This is actually in homage to my colleague Jane, self-proclaimed ignorer of spelling and grammar. Hopefully, she will continue to provide me with entertaining queries about words and outbursts of disbelief when I say I’ve spotted another mistake on a sign and that yes I have taken a photograph of it….
As she astounds me with her disregard for getting letters in the correct order and her inability to spot when an apostrophe is in the wrong place, I decided to start off a ‘Jane of the Week’. This will be a blog entry to ensure her ‘Janeisms’ are held for as long as this blog exists. However, she does leave to have a baby soon* so the feature may be relatively short-lived.
Let us begin with Jane’s Rules of Grammar:
1. Apostrophes are messy.
I love this; I have never actually heard this argument for getting rid of the apostrophe before. It is simple and to the point, and for the most part, true – but only when they are used incorrectly.
2. Hyphens are too hard.
A nice little commentary on Jane’s mindset here, for all she moans about language, she managed to make her statement alliterative. Although I did have difficulty with whether ‘hellhole’ was hyphenated, two words, or one word earlier this week. So really, who am I to judge? **
3. Commas are fiddly.
I think she had given up at this point.
I exist as Jane’s personal dictionary and encyclopaedia of random knowledge. In a conversation today, I was asked “is it encorporate or incorporate?” – I despair.

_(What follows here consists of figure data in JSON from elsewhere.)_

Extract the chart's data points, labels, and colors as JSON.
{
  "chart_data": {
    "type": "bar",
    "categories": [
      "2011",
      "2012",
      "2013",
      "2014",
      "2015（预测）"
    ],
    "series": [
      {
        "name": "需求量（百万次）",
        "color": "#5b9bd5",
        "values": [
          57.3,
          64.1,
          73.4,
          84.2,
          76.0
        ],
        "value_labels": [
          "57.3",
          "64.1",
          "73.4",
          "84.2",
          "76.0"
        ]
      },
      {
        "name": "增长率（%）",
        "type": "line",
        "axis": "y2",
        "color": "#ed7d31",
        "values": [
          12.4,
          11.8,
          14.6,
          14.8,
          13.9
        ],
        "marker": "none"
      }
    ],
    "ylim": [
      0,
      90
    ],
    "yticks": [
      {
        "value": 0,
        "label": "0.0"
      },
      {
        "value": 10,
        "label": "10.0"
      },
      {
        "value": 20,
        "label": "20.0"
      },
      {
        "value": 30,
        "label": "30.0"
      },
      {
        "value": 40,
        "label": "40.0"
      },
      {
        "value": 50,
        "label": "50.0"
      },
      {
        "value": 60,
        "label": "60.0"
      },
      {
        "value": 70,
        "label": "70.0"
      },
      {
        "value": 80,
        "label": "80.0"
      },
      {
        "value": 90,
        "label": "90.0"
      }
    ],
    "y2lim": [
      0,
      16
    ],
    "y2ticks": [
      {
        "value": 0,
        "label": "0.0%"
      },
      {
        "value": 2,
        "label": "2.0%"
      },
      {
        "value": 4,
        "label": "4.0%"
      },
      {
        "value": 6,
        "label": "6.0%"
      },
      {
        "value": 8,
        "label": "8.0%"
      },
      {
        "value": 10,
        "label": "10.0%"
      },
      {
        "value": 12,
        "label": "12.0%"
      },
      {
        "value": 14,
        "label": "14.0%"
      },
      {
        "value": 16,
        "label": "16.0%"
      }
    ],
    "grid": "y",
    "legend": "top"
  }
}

I do feel somewhat proud today though. Having pointed out that her spelling of ‘stationary’ was incorrect when in the context of letters, post-it notes and staples; I also pointed out that she could easily remember how to spell it.
“It’s simple” I said, “remember to use an ‘e’ for ‘envelope’ when you mean that sort of stationery.”
Jane is now convinced she’ll never forget the spelling of stationery/stationary now. My work here is done.
*Which she has tried to blame her spelling blindness on.